Yeah, I've lived with a liar. Liars lie to cover things up. So, what all is your wife hiding and covering up? She only admits to the lies once you show proof. How many other things are out there that you know nothing about. All of this chips away at trust. And, unfortunately, without trust there is no marriage.


----------



## MarriedWifeInLove (May 28, 2010)

I've had that experience with my husband lying about what he does with porn on the computer.

While I had the evidence in my hand, he said it wasn't his, I must have set it up to "set him up." 

Liars do lie to cover things up and also because they can't admit they are doing something wrong.

Don't know what to say...you need to do some more digging and find out the 'truth' yourself and then decide what you're going to do with it.

Maybe she's just a plain old liar and it comes naturally to her or maybe she's lying to cover something up.


----------



## AniversaryFight (Mar 7, 2011)

She is a lier, she does not respect you, she might even cheat you!!!

Be firm, talk to her calmly but firm and tell her to stop communicate with her co-worker nor ex boyfriend and generally since she gave you the reason not to trust her. No male friends communication. Tell her she will have consequences if she will do otherwise. Be ready to do those consequences as well. Make sure you do what you say!! 

More than that, it seems there alot of problems in your relationship. You seems you are mr. nice guy and that is why she is not respecting you! Are you mr. Nice guy? If YES, stop NOW!!!!


----------



## Sunsh1n3 (Mar 8, 2011)

Well guys i think i can answer this question!!! I commented on this post yesterday..... then last nite while i was in bed with my partner his fone rang. he started acting very suspicious..... he said it was his sister ringing him..... i checked his fone this morning and it was his ex. so he was hiding something becasue he was cheating!!!


----------



## smartyblue (Jun 22, 2011)

WOW! The number of liars out there is amazing!
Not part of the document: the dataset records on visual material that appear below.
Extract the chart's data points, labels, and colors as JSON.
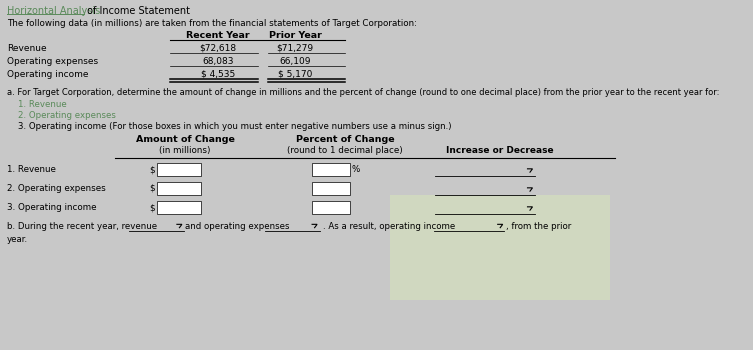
{
  "title_green": "Horizontal Analysis",
  "title_rest": " of Income Statement",
  "subtitle": "The following data (in millions) are taken from the financial statements of Target Corporation:",
  "col_headers": [
    "Recent Year",
    "Prior Year"
  ],
  "rows": [
    {
      "label": "Revenue",
      "recent": "$72,618",
      "prior": "$71,279"
    },
    {
      "label": "Operating expenses",
      "recent": "68,083",
      "prior": "66,109"
    },
    {
      "label": "Operating income",
      "recent": "$ 4,535",
      "prior": "$ 5,170"
    }
  ],
  "part_a_text": "a. For Target Corporation, determine the amount of change in millions and the percent of change (round to one decimal place) from the prior year to the recent year for:",
  "items_green": [
    "1. Revenue",
    "2. Operating expenses"
  ],
  "item3": "3. Operating income (For those boxes in which you must enter negative numbers use a minus sign.)",
  "table2_rows": [
    "1. Revenue",
    "2. Operating expenses",
    "3. Operating income"
  ],
  "part_b_text1": "b. During the recent year, revenue",
  "part_b_text2": "and operating expenses",
  "part_b_text3": ". As a result, operating income",
  "part_b_text4": ", from the prior",
  "part_b_text5": "year.",
  "bg_color": "#c8c8c8",
  "white": "#ffffff",
  "black": "#000000",
  "green": "#5a8a5a",
  "hatch_bg": "#d0d8c0",
  "hatch_color": "#a8b898"
}
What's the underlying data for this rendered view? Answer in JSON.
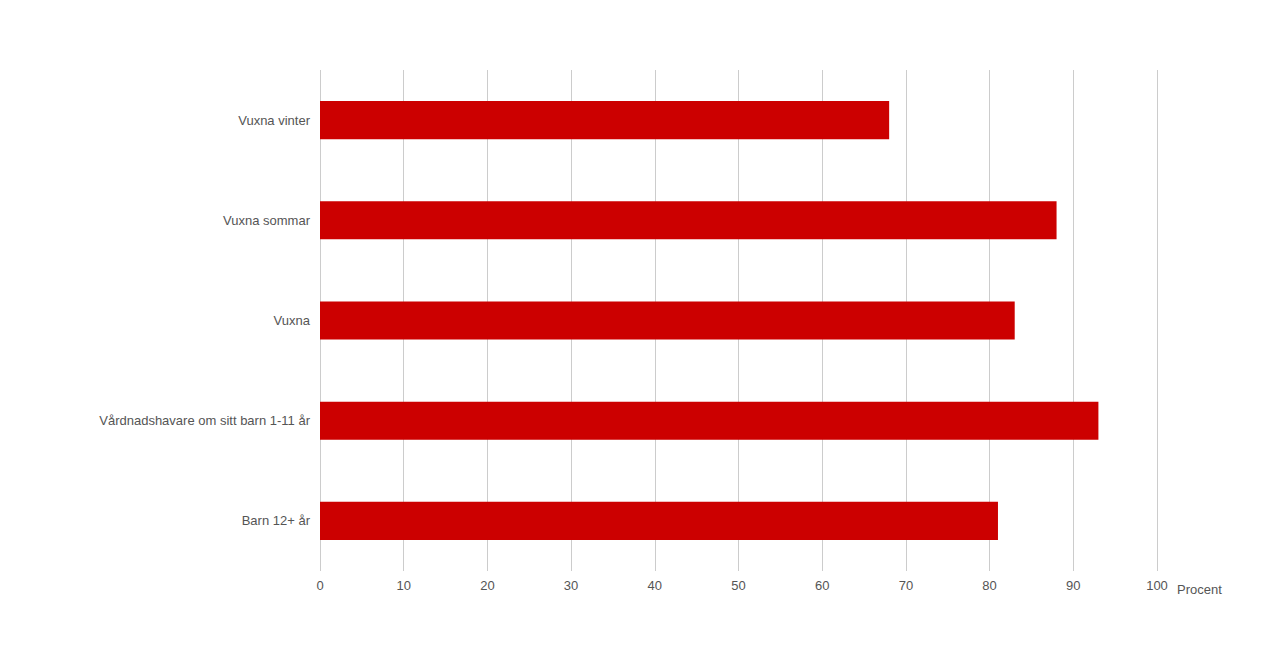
{
  "chart_data": {
    "type": "bar",
    "orientation": "horizontal",
    "categories": [
      "Barn 12+ år",
      "Vårdnadshavare om sitt barn 1-11 år",
      "Vuxna",
      "Vuxna sommar",
      "Vuxna vinter"
    ],
    "values": [
      81,
      93,
      83,
      88,
      68
    ],
    "color": "#cc0000",
    "xlabel": "Procent",
    "xlim": [
      0,
      100
    ],
    "xticks": [
      0,
      10,
      20,
      30,
      40,
      50,
      60,
      70,
      80,
      90,
      100
    ],
    "grid": true
  }
}
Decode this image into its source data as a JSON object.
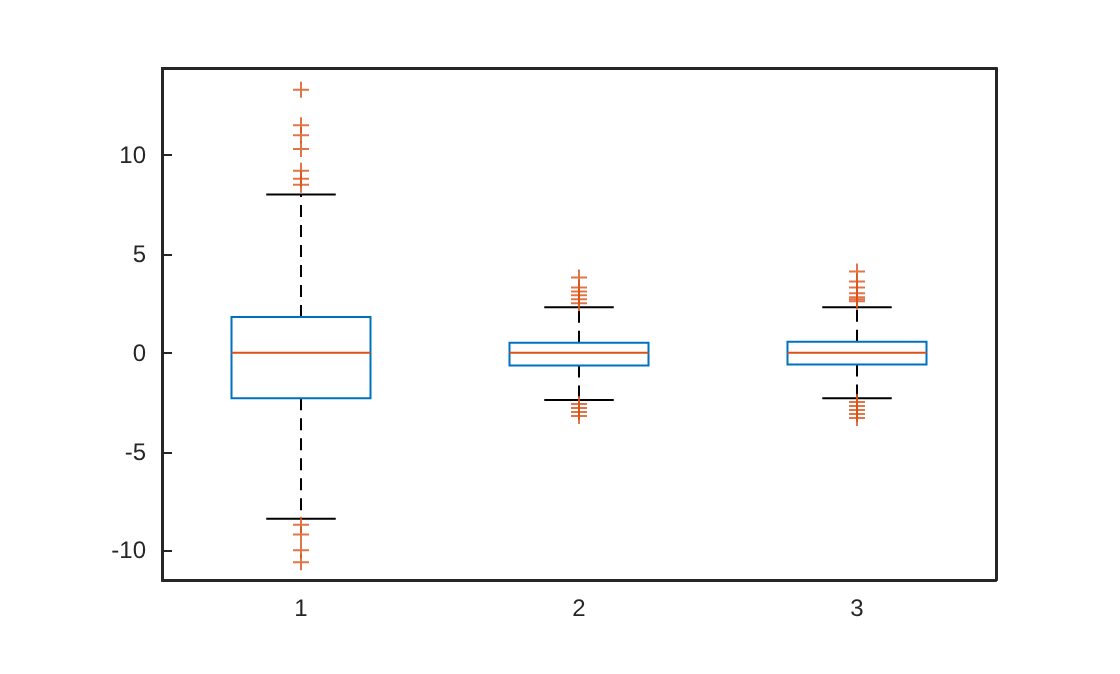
{
  "chart_data": {
    "type": "box",
    "categories": [
      "1",
      "2",
      "3"
    ],
    "ylim": [
      -11.5,
      14.4
    ],
    "yticks": [
      -10,
      -5,
      0,
      5,
      10
    ],
    "grid": false,
    "line_style": "dashed",
    "marker": "cross",
    "series": [
      {
        "color": "#0072bd",
        "boxes": [
          {
            "low": -8.4,
            "q1": -2.3,
            "median": 0,
            "q3": 1.8,
            "high": 8.0,
            "outliers": [
              13.3,
              11.5,
              11.0,
              10.3,
              9.2,
              8.8,
              8.5,
              -8.7,
              -9.2,
              -10.0,
              -10.6
            ]
          },
          {
            "low": -2.4,
            "q1": -0.65,
            "median": 0,
            "q3": 0.5,
            "high": 2.3,
            "outliers": [
              2.5,
              2.7,
              2.9,
              3.1,
              3.3,
              3.8,
              -2.6,
              -2.8,
              -3.0,
              -3.2
            ]
          },
          {
            "low": -2.3,
            "q1": -0.6,
            "median": 0,
            "q3": 0.55,
            "high": 2.3,
            "outliers": [
              2.6,
              2.7,
              2.8,
              3.0,
              3.3,
              3.6,
              4.1,
              -2.5,
              -2.7,
              -2.9,
              -3.1,
              -3.3
            ]
          }
        ]
      }
    ]
  }
}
Here's the bottom line: people in healthy relationships generally do not function well with ultimatums. Before I got married I contacted my ex-boyfriend. Why? I wasn't happy with my fiance. I knew I was making a mistake. Contacting the ex is seldom good if the call is made without you being there. In good relationships you should be able to talk to anyone in front of your mate. If you get a text, you should be okay with your mate reading it. If there are secrets there is no trust. If there is no trust, the marriage will eventually fail.
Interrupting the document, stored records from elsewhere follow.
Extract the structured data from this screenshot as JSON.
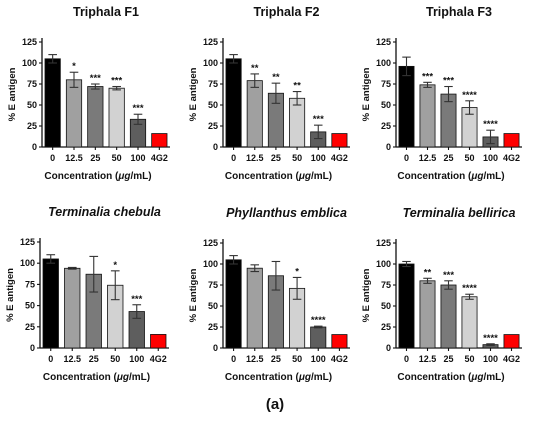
{
  "figure_label": "(a)",
  "colors": {
    "bar_0": "#000000",
    "bar_12.5": "#a0a0a0",
    "bar_25": "#7a7a7a",
    "bar_50": "#d2d2d2",
    "bar_100": "#5e5e5e",
    "bar_4G2": "#ff0000",
    "error_bar": "#333333"
  },
  "chart_data": [
    {
      "type": "bar",
      "title": "Triphala  F1",
      "title_italic": false,
      "categories": [
        "0",
        "12.5",
        "25",
        "50",
        "100",
        "4G2"
      ],
      "values": [
        105,
        80,
        72,
        70,
        33,
        16
      ],
      "errors": [
        5,
        9,
        3,
        2,
        6,
        0.5
      ],
      "significance": [
        "",
        "*",
        "***",
        "***",
        "***",
        ""
      ],
      "xlabel": "Concentration (μg/mL)",
      "ylabel": "% E antigen",
      "ylim": [
        0,
        125
      ],
      "yticks": [
        0,
        25,
        50,
        75,
        100,
        125
      ]
    },
    {
      "type": "bar",
      "title": "Triphala  F2",
      "title_italic": false,
      "categories": [
        "0",
        "12.5",
        "25",
        "50",
        "100",
        "4G2"
      ],
      "values": [
        105,
        79,
        64,
        58,
        18,
        16
      ],
      "errors": [
        5,
        8,
        12,
        8,
        8,
        0.5
      ],
      "significance": [
        "",
        "**",
        "**",
        "**",
        "***",
        ""
      ],
      "xlabel": "Concentration (μg/mL)",
      "ylabel": "% E antigen",
      "ylim": [
        0,
        125
      ],
      "yticks": [
        0,
        25,
        50,
        75,
        100,
        125
      ]
    },
    {
      "type": "bar",
      "title": "Triphala  F3",
      "title_italic": false,
      "categories": [
        "0",
        "12.5",
        "25",
        "50",
        "100",
        "4G2"
      ],
      "values": [
        96,
        74,
        63,
        47,
        12,
        16
      ],
      "errors": [
        11,
        3,
        9,
        8,
        8,
        0.5
      ],
      "significance": [
        "",
        "***",
        "***",
        "****",
        "****",
        ""
      ],
      "xlabel": "Concentration (μg/mL)",
      "ylabel": "% E antigen",
      "ylim": [
        0,
        125
      ],
      "yticks": [
        0,
        25,
        50,
        75,
        100,
        125
      ]
    },
    {
      "type": "bar",
      "title": "Terminalia chebula",
      "title_italic": true,
      "categories": [
        "0",
        "12.5",
        "25",
        "50",
        "100",
        "4G2"
      ],
      "values": [
        105,
        94,
        87,
        74,
        43,
        16
      ],
      "errors": [
        5,
        1,
        21,
        17,
        8,
        0.5
      ],
      "significance": [
        "",
        "",
        "",
        "*",
        "***",
        ""
      ],
      "xlabel": "Concentration (μg/mL)",
      "ylabel": "% E antigen",
      "ylim": [
        0,
        125
      ],
      "yticks": [
        0,
        25,
        50,
        75,
        100,
        125
      ]
    },
    {
      "type": "bar",
      "title": "Phyllanthus emblica",
      "title_italic": true,
      "categories": [
        "0",
        "12.5",
        "25",
        "50",
        "100",
        "4G2"
      ],
      "values": [
        105,
        95,
        86,
        71,
        25,
        16
      ],
      "errors": [
        5,
        4,
        17,
        13,
        1,
        0.5
      ],
      "significance": [
        "",
        "",
        "",
        "*",
        "****",
        ""
      ],
      "xlabel": "Concentration (μg/mL)",
      "ylabel": "% E antigen",
      "ylim": [
        0,
        125
      ],
      "yticks": [
        0,
        25,
        50,
        75,
        100,
        125
      ]
    },
    {
      "type": "bar",
      "title": "Terminalia bellirica",
      "title_italic": true,
      "categories": [
        "0",
        "12.5",
        "25",
        "50",
        "100",
        "4G2"
      ],
      "values": [
        100,
        80,
        75,
        61,
        4,
        16
      ],
      "errors": [
        3,
        3,
        5,
        3,
        1,
        0.5
      ],
      "significance": [
        "",
        "**",
        "***",
        "****",
        "****",
        ""
      ],
      "xlabel": "Concentration (μg/mL)",
      "ylabel": "% E antigen",
      "ylim": [
        0,
        125
      ],
      "yticks": [
        0,
        25,
        50,
        75,
        100,
        125
      ]
    }
  ]
}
The stress of whether or not someone is lying is overwhelming and consumes us. We find ourselves checking cell phones, texts, emails, putting GPS devices on cars. Those are signs that the relationship is not stable. It is on tilt and it will eventually fall apart. Lying is not acceptable, unless there is a surprise party. 

Tell your mate you need time apart and spend a weekend in a cabin alone or at a hotel. You need time to figure out what you want.


----------



## Wheels65 (Jul 17, 2011)

AgentD said "If it talks like a duck, walks like a duck and acts like a duck, then its probably a duck!" Agreed.
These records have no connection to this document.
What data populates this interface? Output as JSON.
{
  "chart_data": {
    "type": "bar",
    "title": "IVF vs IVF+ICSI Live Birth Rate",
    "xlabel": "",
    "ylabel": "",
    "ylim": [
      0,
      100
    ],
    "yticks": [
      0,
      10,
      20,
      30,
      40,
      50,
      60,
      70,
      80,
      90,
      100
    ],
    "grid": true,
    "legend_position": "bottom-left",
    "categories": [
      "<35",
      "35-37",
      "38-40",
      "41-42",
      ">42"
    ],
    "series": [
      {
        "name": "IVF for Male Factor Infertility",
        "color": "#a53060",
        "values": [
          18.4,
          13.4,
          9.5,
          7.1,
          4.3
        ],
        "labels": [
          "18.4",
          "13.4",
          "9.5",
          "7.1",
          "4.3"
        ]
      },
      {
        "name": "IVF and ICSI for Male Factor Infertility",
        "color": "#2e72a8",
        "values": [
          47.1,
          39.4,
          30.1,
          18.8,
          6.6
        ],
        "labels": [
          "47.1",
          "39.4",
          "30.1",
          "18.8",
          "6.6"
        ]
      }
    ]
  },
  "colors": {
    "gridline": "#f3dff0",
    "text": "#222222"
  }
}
My sbtx is the same way, lie, cover, hide, blame...take it one day at a time. Accept the fact you can't change her. Whats done is done, the ball is in your court. Wishing you both the best.


----------



## the gifted (Aug 31, 2011)

When she lies you aware that you are not aware that she was lying to herself and if she would lie to positive you will not be aware that you are not aware that she was a liar?


----------